Salve! Questa storia è un'AU SoulMates in cui sul polso
compare la prima frase che l'anima gemella sentirà pronunciare dalla sua
anima gemella. La frase compare solo quando nasce l’anima gemella, quindi Ben ha ventotto anni e Rey diciannove.
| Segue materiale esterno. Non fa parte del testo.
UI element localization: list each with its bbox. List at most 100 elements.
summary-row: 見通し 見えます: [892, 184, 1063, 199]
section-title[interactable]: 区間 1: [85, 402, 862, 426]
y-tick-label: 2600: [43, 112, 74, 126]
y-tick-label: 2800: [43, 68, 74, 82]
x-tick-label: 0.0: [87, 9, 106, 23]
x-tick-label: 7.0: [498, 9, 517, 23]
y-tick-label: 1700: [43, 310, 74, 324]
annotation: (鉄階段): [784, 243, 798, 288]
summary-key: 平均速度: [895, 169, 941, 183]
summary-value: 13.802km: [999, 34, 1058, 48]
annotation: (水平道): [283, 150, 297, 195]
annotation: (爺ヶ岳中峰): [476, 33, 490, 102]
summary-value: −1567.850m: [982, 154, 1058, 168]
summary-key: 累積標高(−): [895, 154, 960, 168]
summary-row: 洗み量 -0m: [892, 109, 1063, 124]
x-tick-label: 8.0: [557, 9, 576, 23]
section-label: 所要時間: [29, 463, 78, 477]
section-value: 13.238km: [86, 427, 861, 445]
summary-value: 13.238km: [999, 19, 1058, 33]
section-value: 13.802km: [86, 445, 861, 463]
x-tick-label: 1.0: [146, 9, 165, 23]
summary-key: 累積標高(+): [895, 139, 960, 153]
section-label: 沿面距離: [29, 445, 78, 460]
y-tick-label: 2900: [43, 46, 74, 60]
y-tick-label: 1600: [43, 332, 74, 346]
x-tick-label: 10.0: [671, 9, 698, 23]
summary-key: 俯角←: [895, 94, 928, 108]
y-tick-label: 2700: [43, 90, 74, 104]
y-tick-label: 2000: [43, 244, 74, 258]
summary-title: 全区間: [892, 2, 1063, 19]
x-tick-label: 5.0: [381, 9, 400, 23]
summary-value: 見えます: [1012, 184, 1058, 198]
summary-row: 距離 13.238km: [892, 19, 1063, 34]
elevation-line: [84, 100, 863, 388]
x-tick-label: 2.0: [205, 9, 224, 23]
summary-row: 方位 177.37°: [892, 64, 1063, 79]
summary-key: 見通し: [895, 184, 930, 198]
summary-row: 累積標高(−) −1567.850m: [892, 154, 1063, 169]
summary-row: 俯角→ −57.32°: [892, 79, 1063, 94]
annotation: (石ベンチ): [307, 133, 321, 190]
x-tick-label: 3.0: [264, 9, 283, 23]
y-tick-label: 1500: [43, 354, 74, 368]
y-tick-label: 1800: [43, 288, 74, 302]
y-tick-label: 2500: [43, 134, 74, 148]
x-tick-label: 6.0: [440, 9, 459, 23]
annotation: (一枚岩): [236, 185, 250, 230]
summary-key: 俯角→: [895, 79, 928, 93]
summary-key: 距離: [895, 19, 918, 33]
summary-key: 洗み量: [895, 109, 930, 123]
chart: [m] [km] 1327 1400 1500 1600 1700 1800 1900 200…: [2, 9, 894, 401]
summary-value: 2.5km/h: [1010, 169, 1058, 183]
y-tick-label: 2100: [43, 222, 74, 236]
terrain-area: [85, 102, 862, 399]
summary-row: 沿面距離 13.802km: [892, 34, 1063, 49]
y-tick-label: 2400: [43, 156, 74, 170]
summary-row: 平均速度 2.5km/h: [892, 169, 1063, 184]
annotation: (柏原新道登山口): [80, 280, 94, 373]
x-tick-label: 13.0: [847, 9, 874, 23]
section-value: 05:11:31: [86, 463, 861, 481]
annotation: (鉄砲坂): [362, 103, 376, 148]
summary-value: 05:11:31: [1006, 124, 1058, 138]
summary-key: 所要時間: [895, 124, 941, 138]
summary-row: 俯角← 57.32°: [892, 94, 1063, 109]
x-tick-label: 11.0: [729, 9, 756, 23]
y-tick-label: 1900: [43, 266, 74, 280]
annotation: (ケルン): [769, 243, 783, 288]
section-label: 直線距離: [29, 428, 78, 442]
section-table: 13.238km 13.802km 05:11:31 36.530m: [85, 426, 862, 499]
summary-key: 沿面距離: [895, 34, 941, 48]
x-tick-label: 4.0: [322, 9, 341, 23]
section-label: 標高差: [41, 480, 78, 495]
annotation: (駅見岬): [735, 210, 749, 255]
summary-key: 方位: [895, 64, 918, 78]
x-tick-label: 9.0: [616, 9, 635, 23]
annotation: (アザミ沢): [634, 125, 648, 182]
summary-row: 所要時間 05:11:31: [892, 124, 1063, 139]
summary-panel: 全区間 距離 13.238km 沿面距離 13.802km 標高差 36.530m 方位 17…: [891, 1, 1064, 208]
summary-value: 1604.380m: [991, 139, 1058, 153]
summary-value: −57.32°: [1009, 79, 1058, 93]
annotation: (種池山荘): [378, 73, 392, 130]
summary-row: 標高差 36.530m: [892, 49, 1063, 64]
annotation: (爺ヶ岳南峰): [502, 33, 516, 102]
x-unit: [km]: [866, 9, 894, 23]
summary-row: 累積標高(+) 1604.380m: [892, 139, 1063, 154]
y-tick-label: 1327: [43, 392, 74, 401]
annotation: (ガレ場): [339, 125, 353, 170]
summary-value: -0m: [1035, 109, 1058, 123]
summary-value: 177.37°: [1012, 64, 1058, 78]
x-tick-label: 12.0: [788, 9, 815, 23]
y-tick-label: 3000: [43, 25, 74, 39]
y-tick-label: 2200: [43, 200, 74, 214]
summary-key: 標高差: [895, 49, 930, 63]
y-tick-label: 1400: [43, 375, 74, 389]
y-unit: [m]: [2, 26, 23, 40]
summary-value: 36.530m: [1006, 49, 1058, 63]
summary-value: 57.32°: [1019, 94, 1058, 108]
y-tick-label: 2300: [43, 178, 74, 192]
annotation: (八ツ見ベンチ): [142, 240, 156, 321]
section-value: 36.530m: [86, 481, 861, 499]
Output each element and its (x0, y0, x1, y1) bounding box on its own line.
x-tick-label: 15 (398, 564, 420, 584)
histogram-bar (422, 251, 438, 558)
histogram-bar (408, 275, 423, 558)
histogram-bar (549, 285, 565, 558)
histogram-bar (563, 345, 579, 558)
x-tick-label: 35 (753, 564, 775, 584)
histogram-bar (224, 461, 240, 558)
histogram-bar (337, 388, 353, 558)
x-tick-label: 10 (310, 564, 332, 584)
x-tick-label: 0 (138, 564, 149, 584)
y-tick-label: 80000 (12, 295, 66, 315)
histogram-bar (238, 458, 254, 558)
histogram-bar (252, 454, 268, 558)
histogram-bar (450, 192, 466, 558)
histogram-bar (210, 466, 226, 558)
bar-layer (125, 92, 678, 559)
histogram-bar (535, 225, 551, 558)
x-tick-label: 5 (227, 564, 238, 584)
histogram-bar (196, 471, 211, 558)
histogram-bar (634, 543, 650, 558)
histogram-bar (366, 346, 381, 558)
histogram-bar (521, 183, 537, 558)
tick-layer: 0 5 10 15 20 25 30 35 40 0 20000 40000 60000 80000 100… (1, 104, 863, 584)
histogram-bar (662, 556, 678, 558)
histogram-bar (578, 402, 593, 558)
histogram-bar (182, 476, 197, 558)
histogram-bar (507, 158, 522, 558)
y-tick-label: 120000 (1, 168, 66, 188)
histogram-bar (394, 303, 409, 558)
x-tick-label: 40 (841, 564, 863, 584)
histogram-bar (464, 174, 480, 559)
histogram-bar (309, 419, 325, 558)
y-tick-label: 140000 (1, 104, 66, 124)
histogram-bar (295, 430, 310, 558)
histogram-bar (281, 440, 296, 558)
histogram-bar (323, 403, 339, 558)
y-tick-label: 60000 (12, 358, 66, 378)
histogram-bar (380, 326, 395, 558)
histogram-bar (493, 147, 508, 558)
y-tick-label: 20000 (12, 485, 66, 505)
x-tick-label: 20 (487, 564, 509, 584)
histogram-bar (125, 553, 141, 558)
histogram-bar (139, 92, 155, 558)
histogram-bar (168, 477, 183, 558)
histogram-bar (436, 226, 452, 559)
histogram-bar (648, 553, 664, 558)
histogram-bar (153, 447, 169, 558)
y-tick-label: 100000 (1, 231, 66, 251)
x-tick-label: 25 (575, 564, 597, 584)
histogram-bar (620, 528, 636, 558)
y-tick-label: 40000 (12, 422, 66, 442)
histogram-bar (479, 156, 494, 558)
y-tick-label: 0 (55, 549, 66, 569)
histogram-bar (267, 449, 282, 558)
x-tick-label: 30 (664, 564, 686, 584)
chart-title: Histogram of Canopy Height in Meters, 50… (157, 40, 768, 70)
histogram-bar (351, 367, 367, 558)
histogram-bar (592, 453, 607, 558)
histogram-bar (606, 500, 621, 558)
Godetevi la lettura!
Ben si stese sulla sabbia e chiuse gli occhi.
Ti sento vicina.
La nuca a contatto con tanti granelli di sabbia mentre i suoi
capelli sudati erano incollati alle tempie.
La frase incisa sul suo polso che tremava e bruciava e si imprimeva
nelle sue
vene.
Quante volte ti ho sognata e quante volte mi sono svegliato urlando.
Era la consapevolezza del vuoto che mi circondava.
Il suo corpo era stanco, con braccia e gambe molli. I suoi muscoli si
erano lasciati
andare e solo le ossa riuscivano a dare un senso alle sue forme.
Sono steso qui. Nel
solito punto in cui ti sento. La mia anima gemella che
cammina tra queste spiagge e che io non riesco mai a trovare.
Erano immense le spiagge di Jakku. Chilometri di distese dai colori
spenti e
senza emozione. Le acque erano diventate degli acquitrini sporchi con
alghe
nere e vegetazione rossiccia.
Forse è
lì. Forse è diventata un relitto. Forse sono
arrivato troppo tardi.
La frase sul suo polso era incisa sulle sue ossa da diciannove anni - l’età
della sua anima.
Per tanto tempo c’era stato soltanto silenzio e un tepore che
gli riscaldava il petto in ogni ora delle sue insulse giornate. Poi era
iniziato un borbottio
alla base della sua testa. Un mormorio costante che gli aveva colpito
le
ginocchia e chiuso la gola. Era
il grido di aiuto di una bambina sola e
disperata.
Lui l’aveva cercata. Si era affidato alle sue sensazioni e al
bruciore della
sua scritta e alle sillabe sconnesse che sentiva nella sua testa. Ma
non era servito
a nulla.
Ogni notte trascorsa sussurrando parole al vento nel tentativo di
consolarla e
di non lasciarla sola.
Tu non sei sola. Tu non
sei sola. Tu non sei sola. Tu non sei sola. Tu non sei
sola. Tu non sei sola.
Milioni di volte.
Tu non sei sola. Tu non
sei sola. Tu non seisola. Tunon sei sola. Tunonseisola.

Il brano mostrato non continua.